A recent decision from the US District Court for the Western District of Virginia reinforces the significance of a comprehensive integration and non-reliance clause in a contract for the sale of a business. In Pyott-Boone Electronics, Inc., Etc. v. IRR Trusts for Donald L. Fetterolf Dated December 9, 1997, et al., 2013 U.S. Dist. LEXIS 6112 (W.D. Va. Jan. 15, 2013), the court, applying Delaware law, dismissed a claim brought by a buyer of a business against the sellers thereof, based on an alleged breach of a full-disclosure representation in the stock purchase agreement (SPA) pursuant to which the business was sold. The court held that an alleged material misrepresentation in certain sales projections provided during the preliminary investigation and negotiations phase of merger discussions did not constitute a breach of the full-disclosure representation, in large part because the non-reliance and integration provisions of the SPA limited the scope of such representation.

Pyott-Boone, the plaintiffs in the suit, alleged that IRR, the defendants, had breached the full-disclosure representation in the SPA1 by virtue of having provided, through investment bankers engaged to solicit interest in a possible acquisition of the sellers‟ business, a document detailing anticipated future sales opportunities for several major distributors of a key business line. Subsequently, Pyott-Boone, IRR and certain others entered into the SPA, which, as the court points out, included "twenty-four pages of express representations and warranties...[and] more than seventy pages of schedules and exhibits, representing the information upon which the parties were to have relied in concluding their agreement."2 The court further notes that despite the comprehensive representations and warranties in the SPA and robust attachments and schedules, neither the distributor analysis nor the information in the analysis were referenced in or attached to the SPA.3

Later, after the acquisition closed (and presumably the business proved to be less successful than anticipated), Pyott-Boone claimed the distributor analysis contained knowing and negligent misrepresentations, and that Pyott-Boone, in justifiably and foreseeably relying on the representations in the distributor analysis, had suffered damages as a result of these misrepresentations.

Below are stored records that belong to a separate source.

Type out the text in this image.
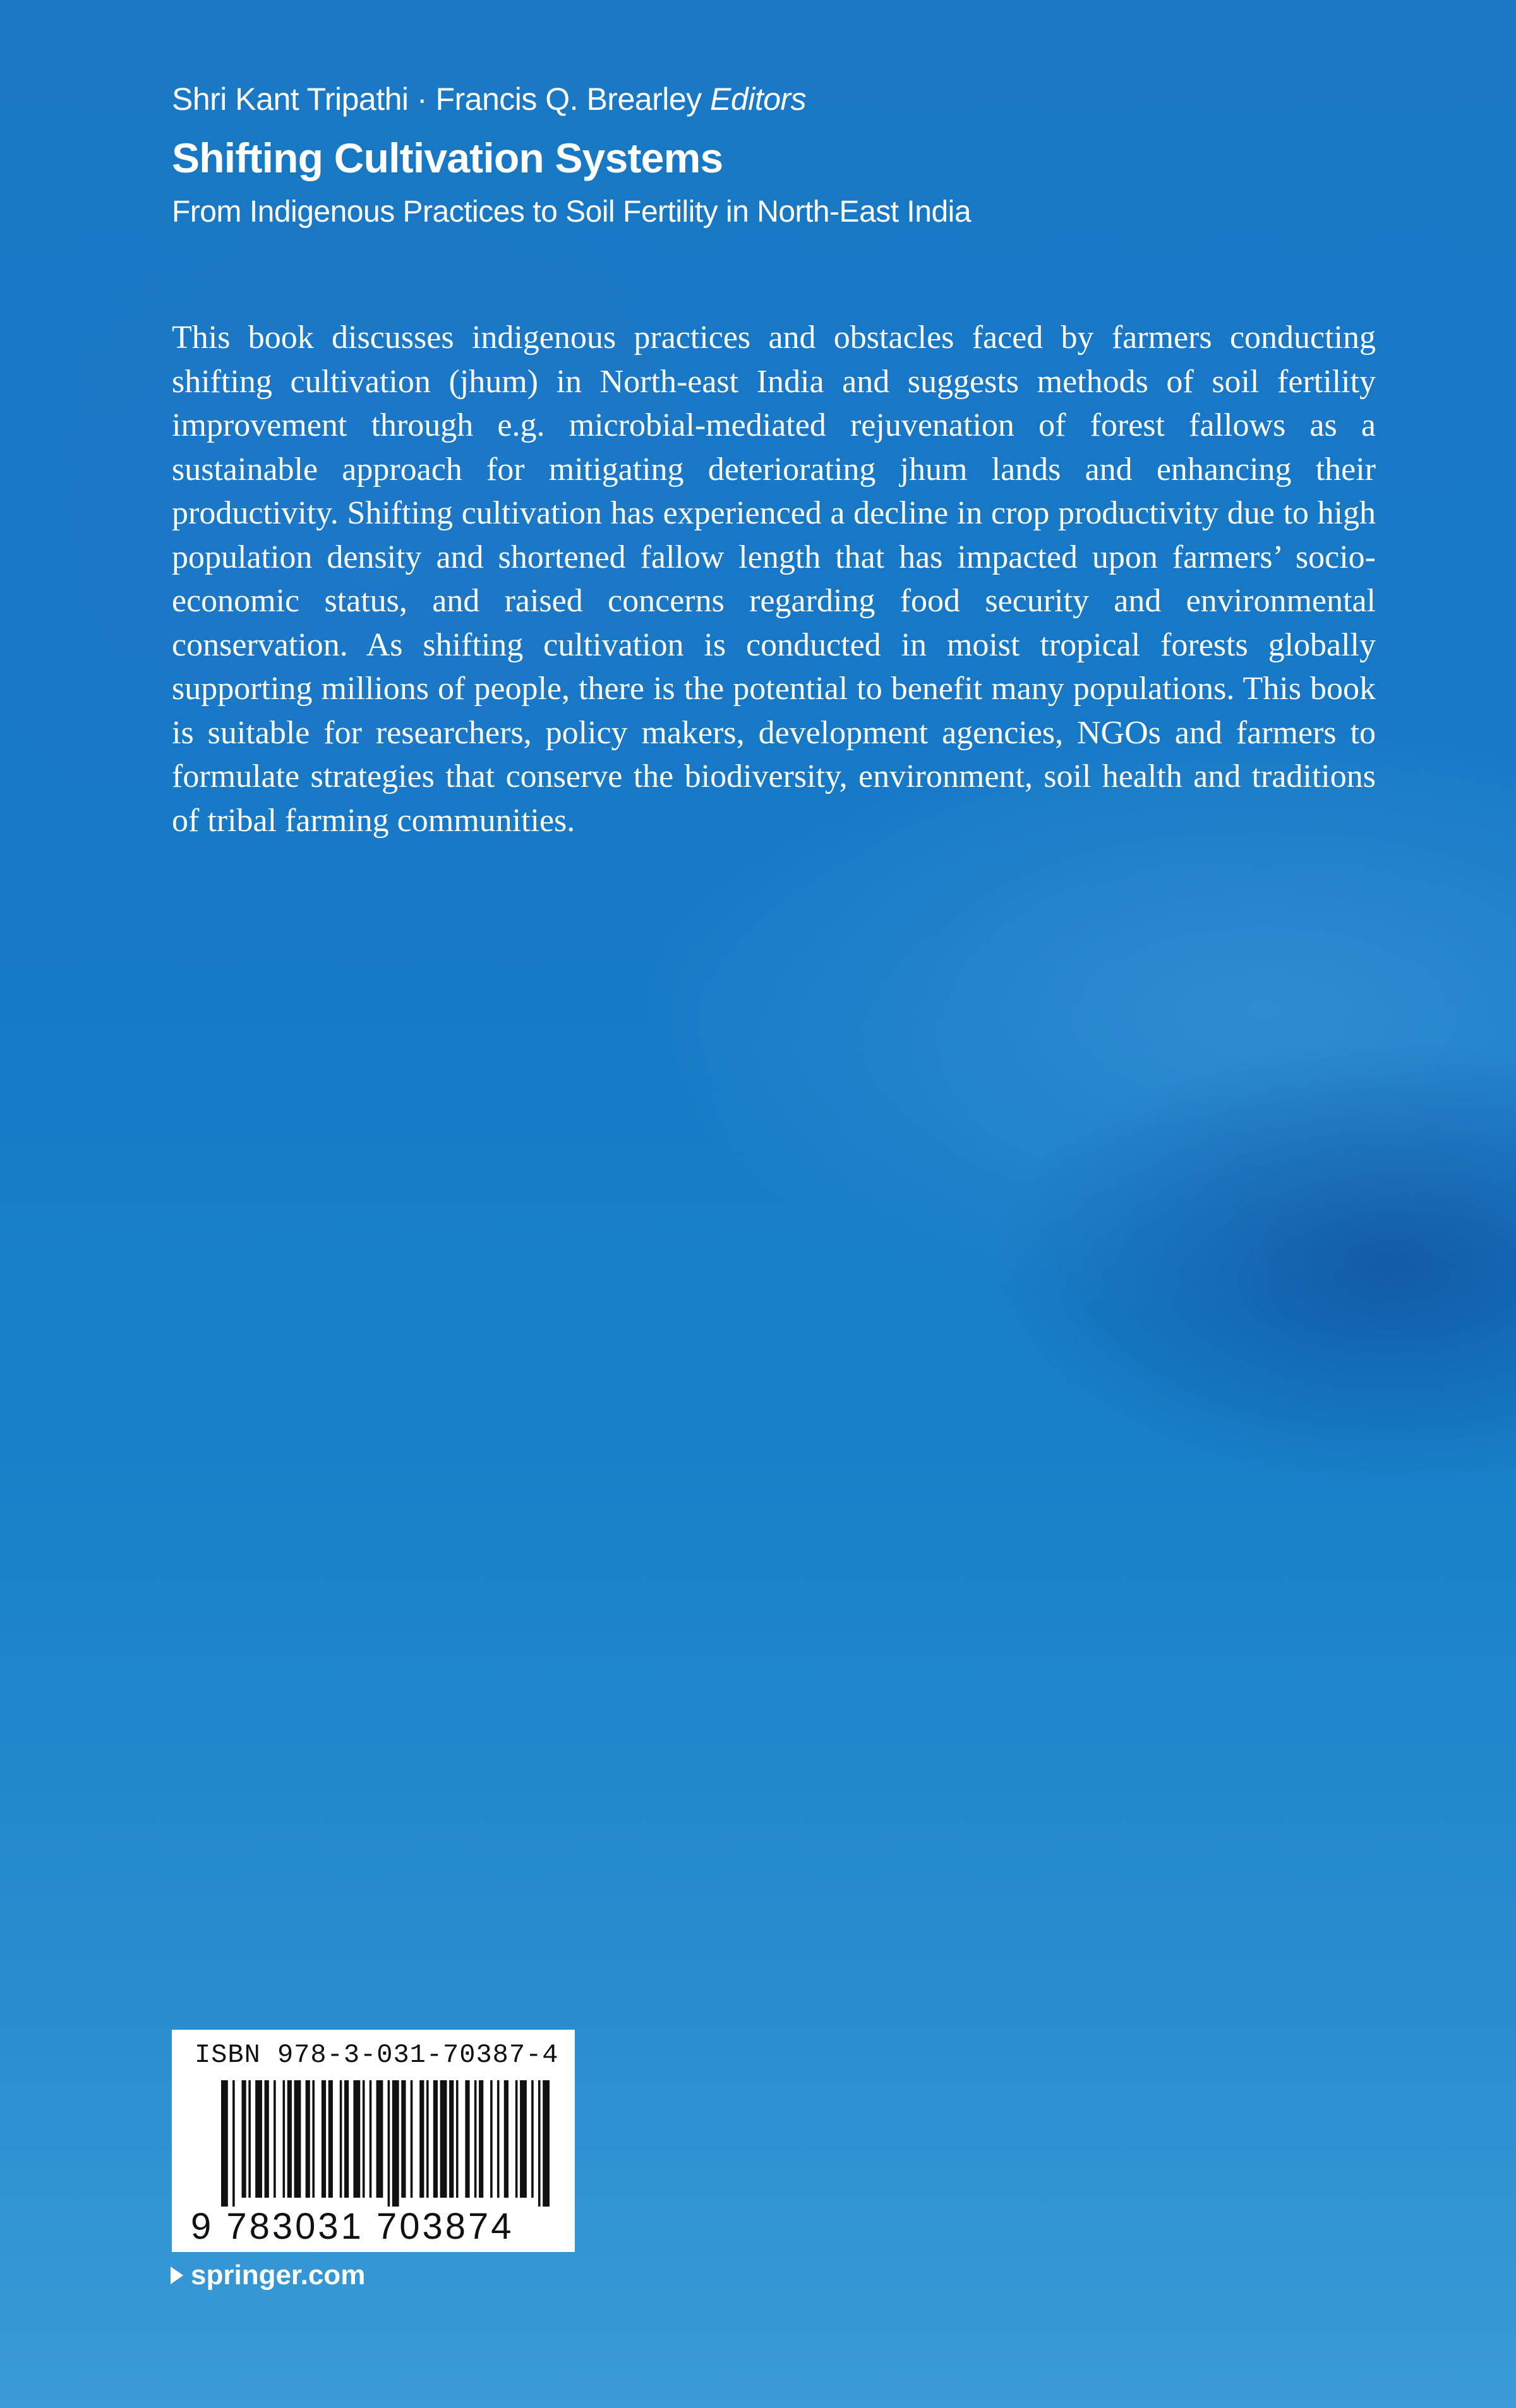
Shri Kant Tripathi · Francis Q. Brearley Editors
Shifting Cultivation Systems
From Indigenous Practices to Soil Fertility in North-East India

This book discusses indigenous practices and obstacles faced by farmers conducting shifting cultivation (jhum) in North-east India and suggests methods of soil fertility improvement through e.g. microbial-mediated rejuvenation of forest fallows as a sustainable approach for mitigating deteriorating jhum lands and enhancing their productivity. Shifting cultivation has experienced a decline in crop productivity due to high population density and shortened fallow length that has impacted upon farmers’ socio-economic status, and raised concerns regarding food security and environmental conservation. As shifting cultivation is conducted in moist tropical forests globally supporting millions of people, there is the potential to benefit many populations. This book is suitable for researchers, policy makers, development agencies, NGOs and farmers to formulate strategies that conserve the biodiversity, environment, soil health and traditions of tribal farming communities.

ISBN 978-3-031-70387-4
9 783031 703874
springer.com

Pyott-Boone contented that the distributor analysis constituted a "statement... furnished...to Buyer pursuant [to the SPA] or in connection with the transactions contemplated [by the SPA]," which either contained an untrue statement of a material fact or a material omission, and thus was within the scope and constituted a breach of the full-disclosure representation.

The court seems to be of the view that even broadly written full-disclosure representations have limitations, and cannot be used to bring in materials and topics not addressed by express representations in an acquisition agreement.

In rejecting this claim, the court identified two other provisions in the SPA that worked together to foreclose this attempted avenue of recovery. The first was the integration clause in the SPA4, which the court held to plainly state that IRR was making no representations beyond those specifically included in the SPA, and the second was the non-reliance clause5, which the court held to specifically disclaim reliance by Pyott-Boone on information provided pursuant to fulfillment of due diligence requests or in preparation for the acquisition. Working together, these two clauses were held to exclude from the scope of the full-disclosure representation "statement[s] provided to a prospective buyer over four months before a deal is ultimately struck." Accordingly, the court concluded that such statements "cannot truly be understood as „pursuant to‟ or in connection with some future hypothetical agreement."

In coming to these conclusions, the court highlighted the fact the SPA was a negotiated agreement between represented and sophisticated parties, and had the parties intended for the distributor analysis to be included in the scope of the SPA, the parties would have done so. Notwithstanding the foregoing admonition, negotiated acquisition agreements do not typically include detailed representations on sales projections, and do not normally attach or incorporate materials such as the distributor analysis, but these materials seem to fall naturally within the types of statements a buyer would intend to be addressed by a full-disclosure representation. In essence, the court seems to be of the view that even broadly written full-disclosure representations have limitations, and cannot be used to bring in materials and topics not addressed by express representations in an acquisition agreement.

This case serves as a reminder to buyers that even a negotiated full-disclosure representation may not provide a meaningful remedy beyond the representations in the agreement.

In coming to its decision, the court also pointed to the fact that the statements at issue were provided in the early stages of the negotiations, through an investment banker whose job was to sell the transaction. As a result, it is not entirely clear the same decision would have been reached had the alleged misrepresentations been included in materials provided in response to specific diligence requests during the later stages of the deal negotiations, even if these materials were not explicitly referenced in the SPA.

From the perspective of a seller, this case highlights the benefits and protections of well-drafted non-reliance and integration clauses, particularly if a buyer is insisting on a broad full-disclosure representation. From a buyer‟s perspective, this case reinforces the need to exercise caution in relying on a full-disclosure representation. The full-disclosure representation in the Pyott-Boone SPA was buyer-favorable, but in harmonizing this provision with the non-reliance and integration clauses, the court seems to give limited meaning to the language that included within the representation‟s scope "statements pursuant [to the SPA]." This case serves as a reminder to buyers that even a negotiated full-disclosure representation may not provide a meaningful remedy beyond the representations in the agreement.